- Fluence Corporation (FLC) has completed its share placement, with newly appointed strategic advisor, Doug Brown purchasing more than half of the shares in the capital raise
- Mr Brown has invested $2.7 million in newly issued shares at 21 cents
- The entire capital raise has new received firm commitments totalling almost $5.4 million
- Doug Brown’s history includes years of experience in the water industry, including assisting in the sale of two billion-dollar companies where he was either Chair or CEO
- The settlement of the new shares will take place today and tomorrow
- Fluence Corporation shares are trading grey at 24.5 cents at 11:22 am AEST
Fluence Corporation (FLC) has now officially completed its share placement, with the help of newly appointed strategic advisor and water industry veteran Doug Brown.
Mr Brown has invested $2.7 million in newly issued shares at 21 cents per share, making up more than half of the capital raise of $5.397 million.
The company says it has now received firm commitments for the issue of 25.7 million new shares, issued at 21 cents per share — a six per cent discount to the five day volume weighted average price of 22.5 cents.
Mr Brown’s background includes his role as the founder, Chair and CEO of AquaVenture Holdings, which was listed on the New York Stock Exchange (NYSE) in 2016, before the company was sold in 2020 to Culligan Water for $1.1 billion.
AquaVenture was one of two billion-dollar sales of water companies Mr Brown has been involved with. In 2005, he was CEO of NYSE-listed Ionics, which was acquired by GE water for $1.3 billion.
Mr Brown’s other notable credentials include CEO of Seven Seas Water, and CEO of private equity firm Advent International.
Mr Brown will receive 12.5 million time-vested stock options at a 10 per cent premium to the 10 day volume weighted average price, as part of his compensation for the strategic advisor role.

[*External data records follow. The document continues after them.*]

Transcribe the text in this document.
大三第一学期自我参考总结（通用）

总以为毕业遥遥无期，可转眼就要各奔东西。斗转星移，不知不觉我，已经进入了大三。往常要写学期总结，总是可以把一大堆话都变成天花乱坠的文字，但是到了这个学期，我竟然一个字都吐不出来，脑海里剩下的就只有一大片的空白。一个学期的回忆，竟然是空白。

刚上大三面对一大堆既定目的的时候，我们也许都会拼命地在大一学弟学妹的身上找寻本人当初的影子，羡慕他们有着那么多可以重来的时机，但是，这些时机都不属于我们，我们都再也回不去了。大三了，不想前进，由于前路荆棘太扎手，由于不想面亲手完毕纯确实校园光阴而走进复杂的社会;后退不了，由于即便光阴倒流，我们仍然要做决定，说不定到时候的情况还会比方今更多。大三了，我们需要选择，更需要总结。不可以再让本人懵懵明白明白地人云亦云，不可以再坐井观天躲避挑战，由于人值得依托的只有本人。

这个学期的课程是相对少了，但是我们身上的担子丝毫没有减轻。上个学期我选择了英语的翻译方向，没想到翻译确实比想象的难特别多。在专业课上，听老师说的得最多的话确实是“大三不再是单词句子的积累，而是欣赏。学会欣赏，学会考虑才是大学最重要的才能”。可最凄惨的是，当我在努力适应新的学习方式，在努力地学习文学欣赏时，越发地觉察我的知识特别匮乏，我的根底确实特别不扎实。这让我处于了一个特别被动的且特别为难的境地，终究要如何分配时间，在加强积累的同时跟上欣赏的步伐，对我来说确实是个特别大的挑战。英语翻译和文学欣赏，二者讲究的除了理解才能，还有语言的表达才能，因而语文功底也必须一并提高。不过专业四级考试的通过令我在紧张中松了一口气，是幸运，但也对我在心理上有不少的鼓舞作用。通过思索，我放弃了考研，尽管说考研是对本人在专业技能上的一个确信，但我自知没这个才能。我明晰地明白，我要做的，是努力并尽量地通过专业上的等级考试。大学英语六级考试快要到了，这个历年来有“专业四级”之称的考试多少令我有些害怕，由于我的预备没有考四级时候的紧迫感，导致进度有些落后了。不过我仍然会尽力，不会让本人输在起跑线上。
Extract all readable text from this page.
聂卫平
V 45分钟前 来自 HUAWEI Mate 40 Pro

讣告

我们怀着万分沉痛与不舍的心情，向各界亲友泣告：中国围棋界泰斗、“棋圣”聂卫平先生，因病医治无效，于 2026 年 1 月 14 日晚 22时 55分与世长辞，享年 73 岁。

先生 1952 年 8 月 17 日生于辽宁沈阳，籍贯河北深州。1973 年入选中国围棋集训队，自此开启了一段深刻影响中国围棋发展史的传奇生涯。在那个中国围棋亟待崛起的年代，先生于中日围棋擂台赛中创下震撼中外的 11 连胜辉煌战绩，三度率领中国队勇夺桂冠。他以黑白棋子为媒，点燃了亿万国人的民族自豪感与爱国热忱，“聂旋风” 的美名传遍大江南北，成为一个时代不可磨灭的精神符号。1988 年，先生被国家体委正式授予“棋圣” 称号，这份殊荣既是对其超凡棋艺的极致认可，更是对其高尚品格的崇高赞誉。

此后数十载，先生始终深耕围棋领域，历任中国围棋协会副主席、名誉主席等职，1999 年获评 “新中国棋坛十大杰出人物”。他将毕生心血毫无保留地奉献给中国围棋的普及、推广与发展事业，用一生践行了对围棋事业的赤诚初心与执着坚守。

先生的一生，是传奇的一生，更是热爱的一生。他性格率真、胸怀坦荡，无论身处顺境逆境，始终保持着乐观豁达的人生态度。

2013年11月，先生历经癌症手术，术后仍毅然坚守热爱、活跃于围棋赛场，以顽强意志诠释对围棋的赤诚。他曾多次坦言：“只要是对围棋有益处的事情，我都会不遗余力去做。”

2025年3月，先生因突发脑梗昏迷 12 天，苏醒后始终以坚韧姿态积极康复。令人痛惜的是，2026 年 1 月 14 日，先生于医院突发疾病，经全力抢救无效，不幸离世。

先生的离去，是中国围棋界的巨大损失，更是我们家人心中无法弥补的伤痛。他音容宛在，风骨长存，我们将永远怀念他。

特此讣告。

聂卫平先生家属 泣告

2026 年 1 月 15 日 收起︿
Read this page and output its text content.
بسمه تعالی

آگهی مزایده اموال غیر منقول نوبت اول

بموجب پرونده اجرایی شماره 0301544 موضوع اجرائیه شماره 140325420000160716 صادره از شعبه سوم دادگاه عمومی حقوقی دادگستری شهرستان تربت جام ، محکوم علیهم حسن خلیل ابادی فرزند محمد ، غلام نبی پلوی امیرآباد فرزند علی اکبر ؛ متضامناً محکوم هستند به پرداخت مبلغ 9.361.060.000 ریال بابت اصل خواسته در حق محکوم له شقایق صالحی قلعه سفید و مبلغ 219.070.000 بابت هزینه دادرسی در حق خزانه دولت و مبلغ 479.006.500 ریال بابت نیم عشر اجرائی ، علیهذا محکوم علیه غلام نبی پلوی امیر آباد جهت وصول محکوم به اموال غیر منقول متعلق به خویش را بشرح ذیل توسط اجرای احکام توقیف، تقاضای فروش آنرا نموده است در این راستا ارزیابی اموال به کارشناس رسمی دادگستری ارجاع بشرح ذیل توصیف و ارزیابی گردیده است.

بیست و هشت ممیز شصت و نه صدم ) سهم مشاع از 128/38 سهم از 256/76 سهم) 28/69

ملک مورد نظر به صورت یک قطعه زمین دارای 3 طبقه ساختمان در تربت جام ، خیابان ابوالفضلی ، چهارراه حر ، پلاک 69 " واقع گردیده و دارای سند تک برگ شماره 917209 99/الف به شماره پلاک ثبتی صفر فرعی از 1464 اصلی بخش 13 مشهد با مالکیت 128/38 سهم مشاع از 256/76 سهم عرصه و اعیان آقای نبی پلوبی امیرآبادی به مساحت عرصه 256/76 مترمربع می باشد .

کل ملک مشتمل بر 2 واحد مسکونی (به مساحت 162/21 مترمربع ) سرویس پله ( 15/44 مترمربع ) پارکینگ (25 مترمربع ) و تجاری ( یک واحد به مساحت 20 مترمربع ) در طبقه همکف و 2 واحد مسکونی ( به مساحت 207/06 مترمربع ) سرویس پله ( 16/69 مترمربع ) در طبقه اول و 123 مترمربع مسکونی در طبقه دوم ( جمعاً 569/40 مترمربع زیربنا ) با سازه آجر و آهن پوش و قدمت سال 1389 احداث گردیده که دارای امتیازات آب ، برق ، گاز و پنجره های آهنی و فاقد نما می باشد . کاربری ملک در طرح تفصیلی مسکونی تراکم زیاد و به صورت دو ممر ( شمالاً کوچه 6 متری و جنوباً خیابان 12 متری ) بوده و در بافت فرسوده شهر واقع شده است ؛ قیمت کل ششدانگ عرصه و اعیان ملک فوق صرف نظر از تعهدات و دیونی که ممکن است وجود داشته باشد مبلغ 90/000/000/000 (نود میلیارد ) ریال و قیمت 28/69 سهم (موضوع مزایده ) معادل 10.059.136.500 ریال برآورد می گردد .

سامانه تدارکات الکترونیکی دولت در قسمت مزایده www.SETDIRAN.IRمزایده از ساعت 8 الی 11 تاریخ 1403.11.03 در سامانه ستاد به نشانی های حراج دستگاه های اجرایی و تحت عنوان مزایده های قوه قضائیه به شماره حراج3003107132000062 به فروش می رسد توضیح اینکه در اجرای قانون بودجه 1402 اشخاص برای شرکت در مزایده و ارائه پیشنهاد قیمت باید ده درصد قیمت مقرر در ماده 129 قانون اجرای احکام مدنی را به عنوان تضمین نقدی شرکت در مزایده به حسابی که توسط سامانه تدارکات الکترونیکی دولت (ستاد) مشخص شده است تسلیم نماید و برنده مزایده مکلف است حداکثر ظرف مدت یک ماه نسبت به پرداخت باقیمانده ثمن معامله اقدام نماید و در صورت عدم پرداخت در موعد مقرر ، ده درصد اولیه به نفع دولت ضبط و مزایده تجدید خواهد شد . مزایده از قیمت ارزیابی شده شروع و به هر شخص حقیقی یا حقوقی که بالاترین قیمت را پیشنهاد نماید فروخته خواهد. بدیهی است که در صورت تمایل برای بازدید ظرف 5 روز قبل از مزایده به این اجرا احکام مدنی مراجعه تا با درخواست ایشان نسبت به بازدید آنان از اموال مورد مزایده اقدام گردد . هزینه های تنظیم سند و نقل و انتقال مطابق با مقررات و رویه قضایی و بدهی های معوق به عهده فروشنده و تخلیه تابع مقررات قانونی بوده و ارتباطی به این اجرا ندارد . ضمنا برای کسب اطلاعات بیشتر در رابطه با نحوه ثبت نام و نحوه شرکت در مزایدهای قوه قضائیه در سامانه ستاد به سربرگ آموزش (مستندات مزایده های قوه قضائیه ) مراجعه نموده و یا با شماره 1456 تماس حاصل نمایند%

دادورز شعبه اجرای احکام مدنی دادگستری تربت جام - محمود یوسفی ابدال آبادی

Fluence Chair Richard Irving said the company is “honoured” to have Doug Brown both advising and investing in Fluence.
“With two consecutive US$1 billion+ exits in an industry that is often very
conservative, Doug is uniquely aware that technology differentiation has the potential to enable unicorns in this industry,” Mr Irving said.
“Doug is one of the most successful water industry executives worldwide. We also see Doug’s purchase of a material equity stake in Fluence as a clear vote of confidence in our proprietary MABR technology and our growth potential.”
Mr Brown, meanwhile, said he was “excited” to now be assisting the company.
“As wastewater discharge standards continue to tighten, the demand for MABR based wastewater systems will grow significantly,” he said.
“The opportunity to build this business using a recurring revenue model is there and I’m confident that given my experience, I can contribute materially to Fluence’s success.”
The settlement of the new shares are due to take place on May 23 and 24.
Fluence Corporation shares are trading grey, at 24.5 cents at 11:22 am AEST.